86. Partition List

Given a linked list and a value x, partition it such that all nodes less than x come before nodes greater than or equal to x.

You should preserve the original relative order of the nodes in each of the two partitions.

Example:

Input: head = 1->4->3->2->5->2, x = 3
Output: 1->2->2->4->3->5

---

本题要求把链表中小于某个数的节点移到大于等于某个数的节点前面，要求两个部分中的节点的相对顺序不变。 思路很简单，维护两个链表，一个是小于x的，另一个是大于等于x的，然后遍历原链表，分别把小于和大于等于x的节点接到对应的链表上。
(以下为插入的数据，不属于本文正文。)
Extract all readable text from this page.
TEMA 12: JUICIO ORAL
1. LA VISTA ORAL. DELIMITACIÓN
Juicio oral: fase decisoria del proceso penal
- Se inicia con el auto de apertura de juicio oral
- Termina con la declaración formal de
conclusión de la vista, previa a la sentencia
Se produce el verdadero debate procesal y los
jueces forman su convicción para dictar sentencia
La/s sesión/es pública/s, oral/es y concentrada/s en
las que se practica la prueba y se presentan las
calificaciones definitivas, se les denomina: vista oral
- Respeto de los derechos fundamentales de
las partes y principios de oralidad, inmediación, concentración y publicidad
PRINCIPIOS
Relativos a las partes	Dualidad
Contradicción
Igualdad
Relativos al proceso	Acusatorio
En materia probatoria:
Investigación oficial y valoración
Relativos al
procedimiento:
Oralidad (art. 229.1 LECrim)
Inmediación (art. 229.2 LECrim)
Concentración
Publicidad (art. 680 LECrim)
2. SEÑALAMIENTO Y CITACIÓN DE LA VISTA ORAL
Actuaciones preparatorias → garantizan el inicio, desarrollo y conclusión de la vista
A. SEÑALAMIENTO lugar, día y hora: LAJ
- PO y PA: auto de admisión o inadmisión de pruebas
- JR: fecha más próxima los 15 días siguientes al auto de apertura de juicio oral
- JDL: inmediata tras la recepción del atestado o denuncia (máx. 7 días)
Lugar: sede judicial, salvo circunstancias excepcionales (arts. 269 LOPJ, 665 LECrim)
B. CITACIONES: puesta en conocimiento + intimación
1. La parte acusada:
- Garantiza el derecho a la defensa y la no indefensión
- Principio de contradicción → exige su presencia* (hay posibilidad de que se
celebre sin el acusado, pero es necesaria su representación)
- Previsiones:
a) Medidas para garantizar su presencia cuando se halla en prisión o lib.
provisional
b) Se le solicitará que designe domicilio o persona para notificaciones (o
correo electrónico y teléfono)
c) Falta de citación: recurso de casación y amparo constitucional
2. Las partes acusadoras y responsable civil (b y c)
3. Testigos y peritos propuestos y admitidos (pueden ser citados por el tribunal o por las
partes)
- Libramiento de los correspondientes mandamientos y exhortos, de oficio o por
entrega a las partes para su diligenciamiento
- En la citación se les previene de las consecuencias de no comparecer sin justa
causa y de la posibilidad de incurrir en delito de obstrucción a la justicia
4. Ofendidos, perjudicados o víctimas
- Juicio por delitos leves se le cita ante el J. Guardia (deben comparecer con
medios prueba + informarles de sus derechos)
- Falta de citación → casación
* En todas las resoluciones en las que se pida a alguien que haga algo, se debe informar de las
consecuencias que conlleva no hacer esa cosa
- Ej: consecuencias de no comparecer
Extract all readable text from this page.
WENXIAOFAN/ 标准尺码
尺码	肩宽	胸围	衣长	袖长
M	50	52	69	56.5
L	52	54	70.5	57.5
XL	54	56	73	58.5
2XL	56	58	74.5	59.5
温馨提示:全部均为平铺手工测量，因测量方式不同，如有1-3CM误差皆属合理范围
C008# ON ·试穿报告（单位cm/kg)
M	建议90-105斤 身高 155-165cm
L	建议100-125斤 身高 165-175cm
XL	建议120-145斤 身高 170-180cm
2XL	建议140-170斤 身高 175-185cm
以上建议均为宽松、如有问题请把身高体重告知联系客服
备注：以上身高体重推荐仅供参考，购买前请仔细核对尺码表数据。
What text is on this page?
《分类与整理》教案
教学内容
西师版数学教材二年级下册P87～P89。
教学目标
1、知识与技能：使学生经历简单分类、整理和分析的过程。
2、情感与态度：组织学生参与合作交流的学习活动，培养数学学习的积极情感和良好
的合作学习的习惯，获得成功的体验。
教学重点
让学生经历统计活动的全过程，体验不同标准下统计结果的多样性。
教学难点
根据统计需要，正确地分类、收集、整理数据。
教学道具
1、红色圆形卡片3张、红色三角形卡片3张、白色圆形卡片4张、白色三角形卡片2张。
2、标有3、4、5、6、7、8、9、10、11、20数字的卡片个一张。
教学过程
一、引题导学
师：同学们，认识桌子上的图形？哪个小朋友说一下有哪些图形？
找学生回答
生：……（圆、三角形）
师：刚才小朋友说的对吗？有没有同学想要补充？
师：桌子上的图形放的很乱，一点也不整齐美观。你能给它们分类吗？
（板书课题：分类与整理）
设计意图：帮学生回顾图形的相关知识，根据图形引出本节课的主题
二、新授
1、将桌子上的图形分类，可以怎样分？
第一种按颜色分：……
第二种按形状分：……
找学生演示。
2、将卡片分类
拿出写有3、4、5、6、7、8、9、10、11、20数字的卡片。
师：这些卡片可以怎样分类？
最后记得把第一个链表的尾部连到第二个链表的头部，然后第二个链表的尾节点置空。 完整代码如下：

class Solution {
public:
    ListNode* partition(ListNode* head, int x)
    {
        ListNode *head1 = new ListNode(0), *head2 = new ListNode(0);
        ListNode *prior1 = head1, *prior2 = head2;
        while (head != NULL) {
            if (head->val < x) {
                prior1->next = head;
                prior1 = prior1->next;
            }
            else {
                prior2->next = head;
                prior2 = prior2->next;
            }
            head = head->next;
        }
        prior2->next = NULL;
        prior1->next = head2->next;
        return head1->next;
    }
};

本代码提交AC，用时6MS。